Every artistic representation of the myth of Europa is unique in terms of time, space, artist, audience, and the spirit of the era. Europa results as an interpreter of a series of affections that vary from surprise to trepidation, fear to sensual abandon. The fact that privileged moments from the mythological narrative vary in accentuation and interpretation as well is not surprising if one considers the communicative effectiveness of the syntactic structure (Cerulo 1993). Syntactic structure that orders and organizes, combines or repeats the various elements of a symbolic construction (in our case the different components of the Europa myth) may emphasize one element over another. While retaining the elements, it can change the symbol’s message, effectiveness, and emotional appeal. To sketch the allegory for a project of peace, prosperity, and unity, EU institutions have frequently revisited the myth’s syntactic structure. The decision to choose an ancient Greek portrayal out of the several artistic representations of the tale to ornament the new euro banknotes reveals what the privileged moments of the story are for the European Central Bank and anticipates how it will seek to use this artistic representation of the myth for its political agenda.
A glance at the new euro banknotes brings us back to antiquity and reinforces the narrative, according to which an umbilical cord links the European Union to ancient Greece. Mario Draghi perhaps shares Husserl’s view that
spiritually Europe has a birthplace. By this I do not mean a geographical place, in some one land, though this too is true. I refer, rather, to a spiritual birthplace in a nation or in certain men or groups of men belonging to this nation. It is the ancient Greek nation in the seventh and sixth centuries B.C. In it there grows up a new kind of attitude of individuals toward their environing world. … In the emergence of philosophy in this sense, a sense, that is, which includes all sciences, I see—no matter how paradoxical this may seem—the original phenomenon of spiritual Europe. (Husserl 1965: 158–59)
He might agree with Vaclav Havel, for whom the large set of values at the bases of the European Union has a clear moral foundation and obvious metaphysical roots in antiquity (1994). This choice, this “preference for the primitive,” may have something to do with what the art historian Ernst Gombrich called “Cicero’s Law”:
How much more brilliant, as a rule, in beauty and variety of colouring are new pictures compared to the old ones. But though they captivate us at first sight the pleasure does not last, while the very roughness and crudity of old paintings maintains their hold on us. (Cicero, Dc Oratore III. xxv. 98; cited by Gombrich 2002: 7)
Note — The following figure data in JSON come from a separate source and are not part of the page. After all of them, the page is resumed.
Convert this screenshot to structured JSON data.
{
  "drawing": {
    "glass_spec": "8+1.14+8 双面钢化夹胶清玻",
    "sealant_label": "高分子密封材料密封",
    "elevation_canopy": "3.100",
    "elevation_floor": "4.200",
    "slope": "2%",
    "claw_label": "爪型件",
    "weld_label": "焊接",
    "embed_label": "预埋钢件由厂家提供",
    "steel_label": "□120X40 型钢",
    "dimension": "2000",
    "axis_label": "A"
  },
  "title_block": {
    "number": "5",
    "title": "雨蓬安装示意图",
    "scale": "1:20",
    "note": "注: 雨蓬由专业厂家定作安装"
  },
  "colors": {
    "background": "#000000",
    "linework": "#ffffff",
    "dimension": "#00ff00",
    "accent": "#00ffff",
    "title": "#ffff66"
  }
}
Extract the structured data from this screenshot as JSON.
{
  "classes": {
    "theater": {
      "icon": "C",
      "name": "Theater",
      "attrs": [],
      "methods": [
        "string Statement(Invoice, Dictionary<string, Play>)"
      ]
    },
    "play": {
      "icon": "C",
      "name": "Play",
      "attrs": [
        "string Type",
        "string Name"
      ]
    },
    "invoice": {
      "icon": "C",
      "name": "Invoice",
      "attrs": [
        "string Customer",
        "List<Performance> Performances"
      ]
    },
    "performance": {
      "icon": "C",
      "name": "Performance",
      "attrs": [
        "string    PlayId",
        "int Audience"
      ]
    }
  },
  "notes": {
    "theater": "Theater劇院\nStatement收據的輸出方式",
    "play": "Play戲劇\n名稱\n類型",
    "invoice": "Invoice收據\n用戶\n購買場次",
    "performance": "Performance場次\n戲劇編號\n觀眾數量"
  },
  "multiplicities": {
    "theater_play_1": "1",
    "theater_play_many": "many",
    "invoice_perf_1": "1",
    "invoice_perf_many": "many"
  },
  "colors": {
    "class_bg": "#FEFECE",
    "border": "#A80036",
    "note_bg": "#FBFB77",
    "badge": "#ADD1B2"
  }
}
The prophets of palingenetic ultra-Europeanism (quite similar to premodern communities) believe that the power of their community lies in its (imagined) origins. The origin myth, the Europa narrative of the foundation of the Cretan civilization, this image of primordial paradise, assumes outmost importance and regressus ad originem, the restoration of the period of pristine harmony, becomes a key concern for European myth entrepreneurs advocating “rebirth” and “new beginning.” The European Central Bank arrived at the conclusion that it was not enough to bring Europe back to the post–World War II period, when Europe’s “founding fathers” laid down the foundations of today’s European Union; a return to the sacred origins was needed in order to transform the Eurozone into a sacred space, an absolute fixed point in the global chaos, the point of departure for constructing a new cosmion.
Antiquity “imparts dignity”; old words and images give our discourse “an air of sanctity and majesty” (Quintilian VIII, iii, 24; cited by Gombrich 1966: 35); they can project us into another (sacred) world. If, as Anthony Cohen asserts, “mythological distance lends enchantment to an otherwise murky contemporary view” (1985: 99), the Europa myth may be seen as a tool to inject sanctity into a profane political project.